The funny part, Mark, is that you've proven my point in your first post. Your entire post is one, big example of pilots not wanting to know objective measurement of their piloting skill. You said it yourself, that "measuring one's airmanship is a HORRIFIC practice", and then go on to explain all of the ways that the airlines train and evaluate around it. You state that as if it is undisputed fact, rather than simply your opinion on the matter.
I don't agree that measurement of individual merit is "horrific". I believe quite the opposite, that measurement of individual merit is crucial to knowing one's individual professional deficiencies. Only when you know your personal limits can you personally try to improve on them. One must be individually capable as an airman before they can be an effective member of a team. And yes, training to the point of failure rather than to the point of adequacy is how you find your limits. If you don't set the bar high, you don't know how high you can jump.

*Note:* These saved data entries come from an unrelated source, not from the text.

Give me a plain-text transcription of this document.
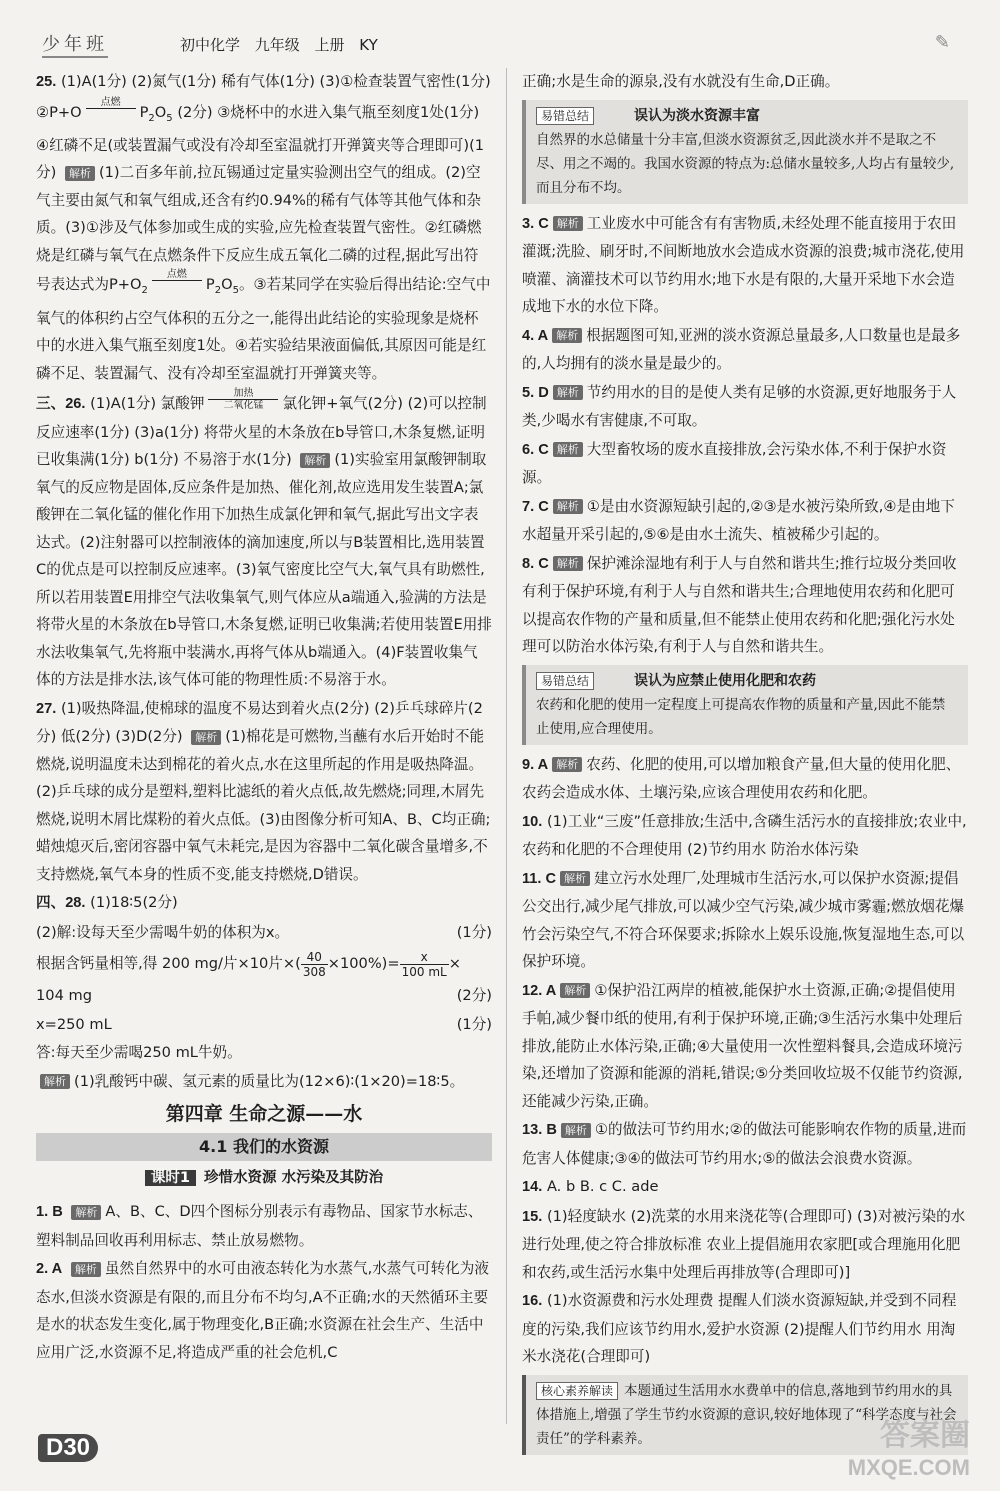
少年班	初中化学 九年级 上册 KY	✎
25. (1)A(1分) (2)氮气(1分) 稀有气体(1分) (3)①检查装置气密性(1分) ②P+O
点燃

$P_2O_5$ (2分) ③烧杯中的水进入集气瓶至刻度1处(1分) ④红磷不足(或装置漏气或没有冷却至室温就打开弹簧夹等合理即可)(1分) 解析 (1)二百多年前,拉瓦锡通过定量实验测出空气的组成。(2)空气主要由氮气和氧气组成,还含有约0.94%的稀有气体等其他气体和杂质。(3)①涉及气体参加或生成的实验,应先检查装置气密性。②红磷燃烧是红磷与氧气在点燃条件下反应生成五氧化二磷的过程,据此写出符号表达式为$P+O_2$
点燃

$P_2O_5$。③若某同学在实验后得出结论:空气中氧气的体积约占空气体积的五分之一,能得出此结论的实验现象是烧杯中的水进入集气瓶至刻度1处。④若实验结果液面偏低,其原因可能是红磷不足、装置漏气、没有冷却至室温就打开弹簧夹等。
三、26. (1)A(1分) 氯酸钾
加热
二氧化锰	氯化钾+氧气(2分) (2)可以控制反应速率(1分) (3)a(1分) 将带火星的木条放在b导管口,木条复燃,证明已收集满(1分) b(1分) 不易溶于水(1分) 解析 (1)实验室用氯酸钾制取氧气的反应物是固体,反应条件是加热、催化剂,故应选用发生装置A;氯酸钾在二氧化锰的催化作用下加热生成氯化钾和氧气,据此写出文字表达式。(2)注射器可以控制液体的滴加速度,所以与B装置相比,选用装置C的优点是可以控制反应速率。(3)氧气密度比空气大,氧气具有助燃性,所以若用装置E用排空气法收集氧气,则气体应从a端通入,验满的方法是将带火星的木条放在b导管口,木条复燃,证明已收集满;若使用装置E用排水法收集氧气,先将瓶中装满水,再将气体从b端通入。(4)F装置收集气体的方法是排水法,该气体可能的物理性质:不易溶于水。
27. (1)吸热降温,使棉球的温度不易达到着火点(2分) (2)乒乓球碎片(2分) 低(2分) (3)D(2分) 解析 (1)棉花是可燃物,当蘸有水后开始时不能燃烧,说明温度未达到棉花的着火点,水在这里所起的作用是吸热降温。(2)乒乓球的成分是塑料,塑料比滤纸的着火点低,故先燃烧;同理,木屑先燃烧,说明木屑比煤粉的着火点低。(3)由图像分析可知A、B、C均正确;蜡烛熄灭后,密闭容器中氧气未耗完,是因为容器中二氧化碳含量增多,不支持燃烧,氧气本身的性质不变,能支持燃烧,D错误。
四、28. (1)18∶5(2分)
(2)解:设每天至少需喝牛奶的体积为x。	(1分)
根据含钙量相等,得 200 mg/片×10片×( $\frac{40}{308} \times 100\%)= \frac{x}{100 mL}$ ×
104 mg	(2分)
x=250 mL	(1分)
答:每天至少需喝250 mL牛奶。
解析 (1)乳酸钙中碳、氢元素的质量比为(12×6)∶(1×20)=18∶5。
第四章 生命之源——水
4.1 我们的水资源
课时1 珍惜水资源 水污染及其防治
1. B 解析 A、B、C、D四个图标分别表示有毒物品、国家节水标志、塑料制品回收再利用标志、禁止放易燃物。
2. A 解析 虽然自然界中的水可由液态转化为水蒸气,水蒸气可转化为液态水,但淡水资源是有限的,而且分布不均匀,A不正确;水的天然循环主要是水的状态发生变化,属于物理变化,B正确;水资源在社会生产、生活中应用广泛,水资源不足,将造成严重的社会危机,C
正确;水是生命的源泉,没有水就没有生命,D正确。
易错总结	误认为淡水资源丰富
自然界的水总储量十分丰富,但淡水资源贫乏,因此淡水并不是取之不尽、用之不竭的。我国水资源的特点为:总储水量较多,人均占有量较少,而且分布不均。
3. C 解析 工业废水中可能含有有害物质,未经处理不能直接用于农田灌溉;洗脸、刷牙时,不间断地放水会造成水资源的浪费;城市浇花,使用喷灌、滴灌技术可以节约用水;地下水是有限的,大量开采地下水会造成地下水的水位下降。
4. A 解析 根据题图可知,亚洲的淡水资源总量最多,人口数量也是最多的,人均拥有的淡水量是最少的。
5. D 解析 节约用水的目的是使人类有足够的水资源,更好地服务于人类,少喝水有害健康,不可取。
6. C 解析 大型畜牧场的废水直接排放,会污染水体,不利于保护水资源。
7. C 解析 ①是由水资源短缺引起的,②③是水被污染所致,④是由地下水超量开采引起的,⑤⑥是由水土流失、植被稀少引起的。
8. C 解析 保护滩涂湿地有利于人与自然和谐共生;推行垃圾分类回收有利于保护环境,有利于人与自然和谐共生;合理地使用农药和化肥可以提高农作物的产量和质量,但不能禁止使用农药和化肥;强化污水处理可以防治水体污染,有利于人与自然和谐共生。
易错总结	误认为应禁止使用化肥和农药
农药和化肥的使用一定程度上可提高农作物的质量和产量,因此不能禁止使用,应合理使用。
9. A 解析 农药、化肥的使用,可以增加粮食产量,但大量的使用化肥、农药会造成水体、土壤污染,应该合理使用农药和化肥。
10. (1)工业“三废”任意排放;生活中,含磷生活污水的直接排放;农业中,农药和化肥的不合理使用 (2)节约用水 防治水体污染
11. C 解析 建立污水处理厂,处理城市生活污水,可以保护水资源;提倡公交出行,减少尾气排放,可以减少空气污染,减少城市雾霾;燃放烟花爆竹会污染空气,不符合环保要求;拆除水上娱乐设施,恢复湿地生态,可以保护环境。
12. A 解析 ①保护沿江两岸的植被,能保护水土资源,正确;②提倡使用手帕,减少餐巾纸的使用,有利于保护环境,正确;③生活污水集中处理后排放,能防止水体污染,正确;④大量使用一次性塑料餐具,会造成环境污染,还增加了资源和能源的消耗,错误;⑤分类回收垃圾不仅能节约资源,还能减少污染,正确。
13. B 解析 ①的做法可节约用水;②的做法可能影响农作物的质量,进而危害人体健康;③④的做法可节约用水;⑤的做法会浪费水资源。
14. A. b B. c C. ade
15. (1)轻度缺水 (2)洗菜的水用来浇花等(合理即可) (3)对被污染的水进行处理,使之符合排放标准 农业上提倡施用农家肥[或合理施用化肥和农药,或生活污水集中处理后再排放等(合理即可)]
16. (1)水资源费和污水处理费 提醒人们淡水资源短缺,并受到不同程度的污染,我们应该节约用水,爱护水资源 (2)提醒人们节约用水 用淘米水浇花(合理即可)
核心素养解读 本题通过生活用水水费单中的信息,落地到节约用水的具体措施上,增强了学生节约水资源的意识,较好地体现了“科学态度与社会责任”的学科素养。
D30	答案圈
MXQE.COM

I would think that you, of all people, with your history in NCAA sports, would understand that concept. If one member of the team isn't individually competent, the team can make up for that weak point, but it doesn't advance the capability of the team or ensure there is a solid foundation for that team's performance. By the same token, my guess is that your team also did not set an "acceptable" level of performance and then practice weekly only just hard enough to achieve it.
If the airlines don't feel it is necessary to measure individual merit, and rather want to train and evaluate using all of the techniques you mention, I don't have an objection to that, and that's not my point anyway.
Sure, most airline pilots want to be really good at their job -- I completely agree with your statements on that. Pretty much everyone I know in the airline industry is a proud professional. Unfortunately, that is not an analog to wanting to be objectively highly skilled as an aviator. The mistake, in my opinion, is in the belief that that the skills required to succeed in the airlines are the outermost limits of the continuum of airmanship and skill. Ergo, pilots believing that passing training and successfully operating in the 121 environment is some sort of validation of being at the peak level of airmanship. The (false) belief that success in 121 training and operations is the end-all, be-all of aviation capability.
It isn't.
And -- here's the shocker -- neither is my previous career, either. I'm not claiming some kind of skill high ground here. I am, however, saying that there is a much larger world of aviation achievement out there other than 121 airline operations, and the "objective" measure goes out to those levels and beyond.